A big, naked, hairy dude with raw pustules rotting his skin swung his scythe at us, blood and worms splashing from his mouth as he screamed. I ducked and slashed at his kidneys, and Ethan took him down and sidestepped as the head hit the concrete and broke open. The scythe clattered harmlessly away.

“That’s a nice razorcharm you used before,” Ethan persisted, as if we hadn’t been interrupted. “You been practicing?”

Yeah, right.
I’d stolen that one, too, a couple of wing-splinters I pilfered from a drunken glassfairy.

It disturbed me how much I wanted to lie, and I snorted to cover my unease. “C’mon, you know me better than that.”

“Thought I did.”

“What’s that supposed to mean?”

He flashed me that smile. “That you’re still a puzzle, Lena Falco. I just haven’t solved you yet.”

I frowned.
Enigmatic equals good, right? Or not? Shit. Who am I trying to impress, anyway?

Still, I edged closer to him, my guts tightening. The tower’s shadow darkened the street like a smoke pall. Heat scorched me deep, and it was sure getting crowded around here. Rotting creatures shambled like shopping-mall zombies. Others—the normal people, dazed and bleeding, mostly naked, mouths slack with terror—screamed and fled. Guess they were new here. Still others stalked in packs, agile and twisted, their mutated bodies sprouting scales or feathers or extra limbs. And everywhere, weapons, blades and spikes and ugly saws designed to maim.

I tried to keep focused, not to dwell on how harmless my knives were in comparison. “More cursed souls?”

“Yeah.” Ethan’s gaze darted, swift but controlled. “They all look different. Depends what kind of asshole you were in life.”

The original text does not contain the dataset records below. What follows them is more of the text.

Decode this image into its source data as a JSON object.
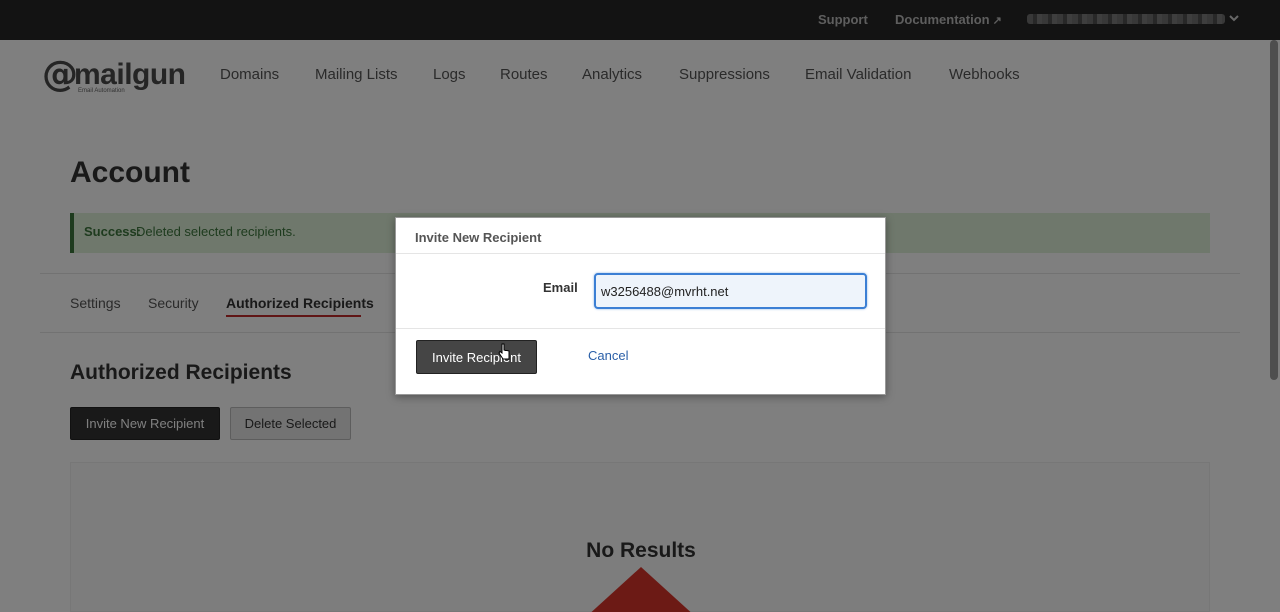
{
  "topbar": {
    "support": "Support",
    "documentation": "Documentation",
    "external_icon": "external-link-icon"
  },
  "logo": {
    "at": "@",
    "name": "mailgun",
    "tagline": "Email Automation"
  },
  "nav": {
    "items": [
      {
        "label": "Domains"
      },
      {
        "label": "Mailing Lists"
      },
      {
        "label": "Logs"
      },
      {
        "label": "Routes"
      },
      {
        "label": "Analytics"
      },
      {
        "label": "Suppressions"
      },
      {
        "label": "Email Validation"
      },
      {
        "label": "Webhooks"
      }
    ]
  },
  "page": {
    "title": "Account",
    "alert": {
      "strong": "Success:",
      "message": "Deleted selected recipients."
    },
    "tabs": [
      {
        "label": "Settings"
      },
      {
        "label": "Security"
      },
      {
        "label": "Authorized Recipients",
        "active": true
      }
    ],
    "section_title": "Authorized Recipients",
    "invite_button": "Invite New Recipient",
    "delete_button": "Delete Selected",
    "empty_text": "No Results"
  },
  "modal": {
    "title": "Invite New Recipient",
    "email_label": "Email",
    "email_value": "w3256488@mvrht.net",
    "invite_button": "Invite Recipient",
    "cancel": "Cancel"
  },
  "colors": {
    "topbar": "#262626",
    "accent_red": "#c02b2b",
    "success_bg": "#dff0d8",
    "success_text": "#3c763d",
    "link": "#2a5fa8",
    "focus": "#3b7fd4"
  }
}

“Heh. Look at that jelly-ass one, then. Big dripping pile of smug. That’ll be you.”

“Bite me.”

Around us, the creatures closed in, and I held my knives at the ready, circling. Those huge carrion birds squawked and flapped, hellish vultures with razor-curved beaks and talons the size of my forearm. One dived for a screaming pack of starved bodies, and came up with one writhing in its grip. More birds descended, fighting to peck the victim’s eyes out, and the screaming went on long after any living person would have fallen silent.

I stared, and Ethan nudged me. “Stay frosty, marine.”

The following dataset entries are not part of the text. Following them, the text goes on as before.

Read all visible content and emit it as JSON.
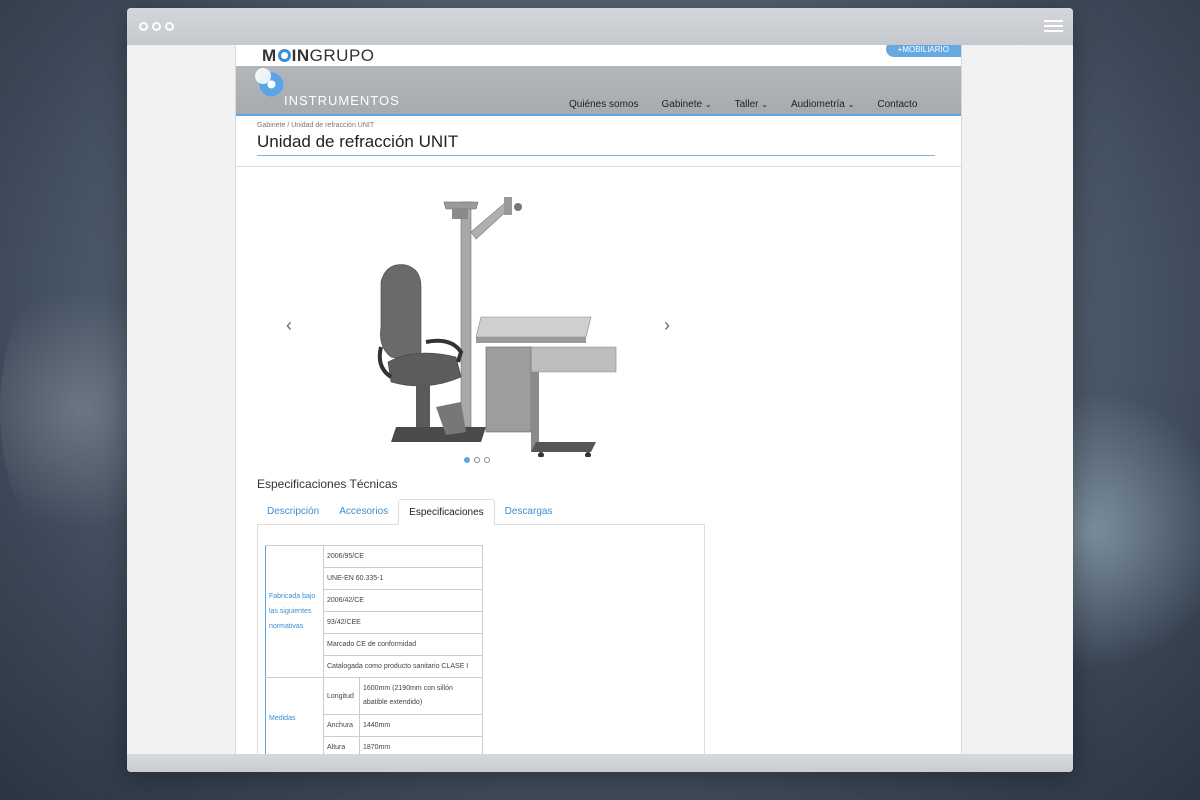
{
  "window": {
    "menu_icon": "hamburger-icon"
  },
  "site": {
    "logo_prefix": "M",
    "logo_middle": "IN",
    "logo_suffix": "GRUPO",
    "mobiliario_button": "+MOBILIARIO",
    "brand": "INSTRUMENTOS",
    "nav": [
      {
        "label": "Quiénes somos",
        "dropdown": false
      },
      {
        "label": "Gabinete",
        "dropdown": true
      },
      {
        "label": "Taller",
        "dropdown": true
      },
      {
        "label": "Audiometría",
        "dropdown": true
      },
      {
        "label": "Contacto",
        "dropdown": false
      }
    ]
  },
  "page": {
    "breadcrumb": "Gabinete / Unidad de refracción UNIT",
    "title": "Unidad de refracción UNIT"
  },
  "carousel": {
    "prev": "‹",
    "next": "›",
    "slides": 3,
    "active": 0
  },
  "specs": {
    "heading": "Especificaciones Técnicas",
    "tabs": [
      "Descripción",
      "Accesorios",
      "Especificaciones",
      "Descargas"
    ],
    "active_tab": 2,
    "table": {
      "group1": {
        "label": "Fabricada bajo las siguientes normativas",
        "values": [
          "2006/95/CE",
          "UNE-EN 60.335-1",
          "2006/42/CE",
          "93/42/CEE",
          "Marcado CE de conformidad",
          "Catalogada como producto sanitario CLASE I"
        ]
      },
      "group2": {
        "label": "Medidas",
        "rows": [
          {
            "name": "Longitud",
            "value": "1600mm (2190mm con sillón abatible extendido)"
          },
          {
            "name": "Anchura",
            "value": "1440mm"
          },
          {
            "name": "Altura",
            "value": "1870mm"
          }
        ]
      }
    }
  },
  "colors": {
    "accent": "#3a8fd6",
    "band": "#a9acb0"
  }
}
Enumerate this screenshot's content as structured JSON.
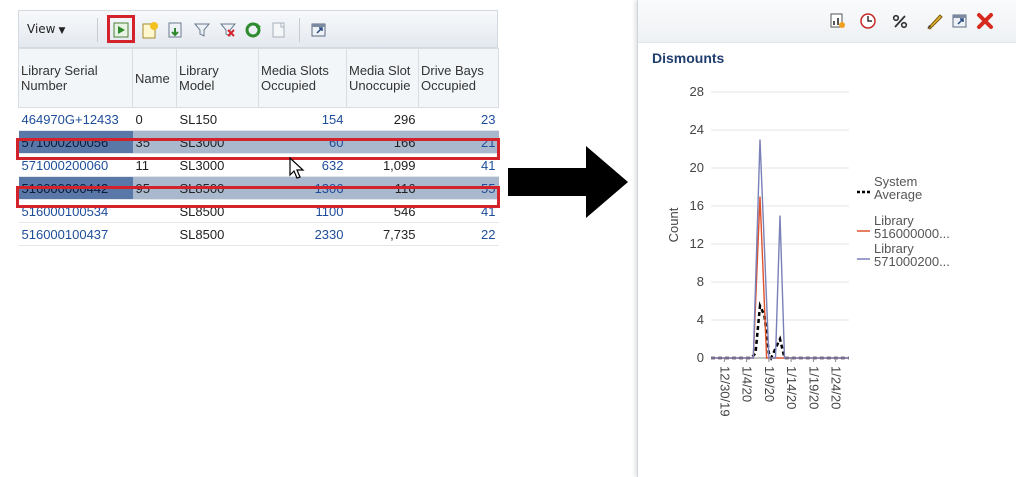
{
  "toolbar": {
    "view_label": "View",
    "icons": [
      "run-icon",
      "new-report-icon",
      "export-icon",
      "filter-icon",
      "clear-filter-icon",
      "refresh-icon",
      "document-icon",
      "detach-icon"
    ]
  },
  "table": {
    "columns": [
      "Library Serial Number",
      "Name",
      "Library Model",
      "Media Slots Occupied",
      "Media Slot Unoccupie",
      "Drive Bays Occupied"
    ],
    "rows": [
      {
        "serial": "464970G+12433",
        "name": "0",
        "model": "SL150",
        "occupied": "154",
        "unoccupied": "296",
        "bays": "23",
        "selected": false
      },
      {
        "serial": "571000200056",
        "name": "35",
        "model": "SL3000",
        "occupied": "60",
        "unoccupied": "166",
        "bays": "21",
        "selected": true
      },
      {
        "serial": "571000200060",
        "name": "11",
        "model": "SL3000",
        "occupied": "632",
        "unoccupied": "1,099",
        "bays": "41",
        "selected": false
      },
      {
        "serial": "516000000442",
        "name": "95",
        "model": "SL8500",
        "occupied": "1306",
        "unoccupied": "116",
        "bays": "55",
        "selected": true
      },
      {
        "serial": "516000100534",
        "name": "",
        "model": "SL8500",
        "occupied": "1100",
        "unoccupied": "546",
        "bays": "41",
        "selected": false
      },
      {
        "serial": "516000100437",
        "name": "",
        "model": "SL8500",
        "occupied": "2330",
        "unoccupied": "7,735",
        "bays": "22",
        "selected": false
      }
    ]
  },
  "panel": {
    "icons": [
      "chart-type-icon",
      "clock-icon",
      "percent-icon",
      "edit-icon",
      "detach-icon",
      "close-icon"
    ],
    "title": "Dismounts"
  },
  "chart_data": {
    "type": "line",
    "title": "Dismounts",
    "ylabel": "Count",
    "xlabel": "",
    "ylim": [
      0,
      28
    ],
    "yticks": [
      0,
      4,
      8,
      12,
      16,
      20,
      24,
      28
    ],
    "x": [
      "12/30/19",
      "1/4/20",
      "1/9/20",
      "1/14/20",
      "1/19/20",
      "1/24/20"
    ],
    "x_days": [
      0,
      5,
      10,
      15,
      20,
      25
    ],
    "xlim": [
      -3,
      28
    ],
    "grid": true,
    "legend_position": "right",
    "series": [
      {
        "name": "System Average",
        "style": "dashed",
        "color": "#000000",
        "points": [
          [
            -3,
            0
          ],
          [
            6,
            0
          ],
          [
            7,
            0.5
          ],
          [
            8,
            5.5
          ],
          [
            9,
            4.5
          ],
          [
            10,
            0.5
          ],
          [
            10.5,
            0
          ],
          [
            11.5,
            1
          ],
          [
            12.5,
            2
          ],
          [
            13.5,
            0
          ],
          [
            28,
            0
          ]
        ]
      },
      {
        "name": "Library 516000000...",
        "style": "solid",
        "color": "#e0522a",
        "points": [
          [
            -3,
            0
          ],
          [
            6.5,
            0
          ],
          [
            8,
            17
          ],
          [
            9.5,
            0
          ],
          [
            28,
            0
          ]
        ]
      },
      {
        "name": "Library 571000200...",
        "style": "solid",
        "color": "#7a80b8",
        "points": [
          [
            -3,
            0
          ],
          [
            6.5,
            0
          ],
          [
            8,
            23
          ],
          [
            10,
            0
          ],
          [
            11.5,
            0
          ],
          [
            12.5,
            15
          ],
          [
            13.5,
            0
          ],
          [
            28,
            0
          ]
        ]
      }
    ]
  }
}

“Oh, I’m shivering. Just how good did you say I’ve gotta be to avoid this place when I’m dead?”

“Makes you think, doesn’t it?”

Zombies shouldered us as they stumbled by blindly. A woman with her face peeled off leapt at me, clawing for my eyes, and I broke her rotting neck with a thrust of my elbow. Ethan slashed at a gaggle of half-man, half-worm things that writhed along the ground to snap at his ankles. Worm juice and body parts splattered the pavement, but they kept coming, their blind eyes cloudy and wet.

I took another step backwards, and Ethan’s back pressed against mine, warm and reassuring. “I’m getting a bad feeling about this, Obi-Wan,” I muttered.

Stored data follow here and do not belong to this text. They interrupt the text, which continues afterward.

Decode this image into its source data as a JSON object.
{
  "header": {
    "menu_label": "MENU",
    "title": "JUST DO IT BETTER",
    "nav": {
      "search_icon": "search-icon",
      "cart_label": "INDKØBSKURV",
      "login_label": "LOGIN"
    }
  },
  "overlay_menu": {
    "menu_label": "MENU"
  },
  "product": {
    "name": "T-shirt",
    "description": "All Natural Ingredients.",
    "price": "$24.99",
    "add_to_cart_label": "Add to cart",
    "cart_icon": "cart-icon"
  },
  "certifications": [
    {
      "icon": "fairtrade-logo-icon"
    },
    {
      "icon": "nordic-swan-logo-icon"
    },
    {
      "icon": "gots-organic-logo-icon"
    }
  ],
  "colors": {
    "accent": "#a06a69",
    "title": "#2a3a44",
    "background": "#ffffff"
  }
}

“What do you want me to say? Use the force?” He took a deep breath, and with a
zing,
his magical shield shone around us, iridescent like a bubble. The worm people slapped against it, leaving wet smears. “Tower’s a hundred yards away. Stay close. Don’t let them drag you from the bubble. Okay?”

“That much I figured out for mys—” I gulped. “Uh-oh.”

From across the street, a mutant spied us, his bloodshot eyes gleaming with delight. He had a huge, naked skull and droopy ears, and his sagging belly oozed blood from open wounds that hadn’t healed.

He hollered, waving his rusty chain saw—I shit you not—and his subhuman buddies all screeched and jabbered and flailed their misshapen arms. And ran. Straight for us.

My hex pendant buzzed like a nest of angry wasps. My mouth dried, and I gripped my knives harder. “This isn’t good.”

Captain Mutant fired up his chain saw—
rnn-nn-nnn!—
and capered about like a drunken mummy. And his mutant army kept coming.

Ethan gave a feral grin. The lines on his skin glowed green, and he levitated a foot off the ground and crouched there like a bad-ass flying ninja, his blade glinting hungrily. “Bring ’em on.”

“You’re a real smart-ass, you know that?” But I couldn’t hide a smile. Sometimes, even I had to admit that Ethan was dead cool. Still, bitterness stung my mouth that I couldn’t do stuff like that. That’d I’d never had the patience to learn. “Last one there buys the whisky, okay?”

He somersaulted, carving the air a new one with his sword at least six times on the way around. “You know I don’t drink.”

I muttered a charm, and my twin blades dripped green poison. I spun them, loosening my wrists in readiness. “All the more for me.”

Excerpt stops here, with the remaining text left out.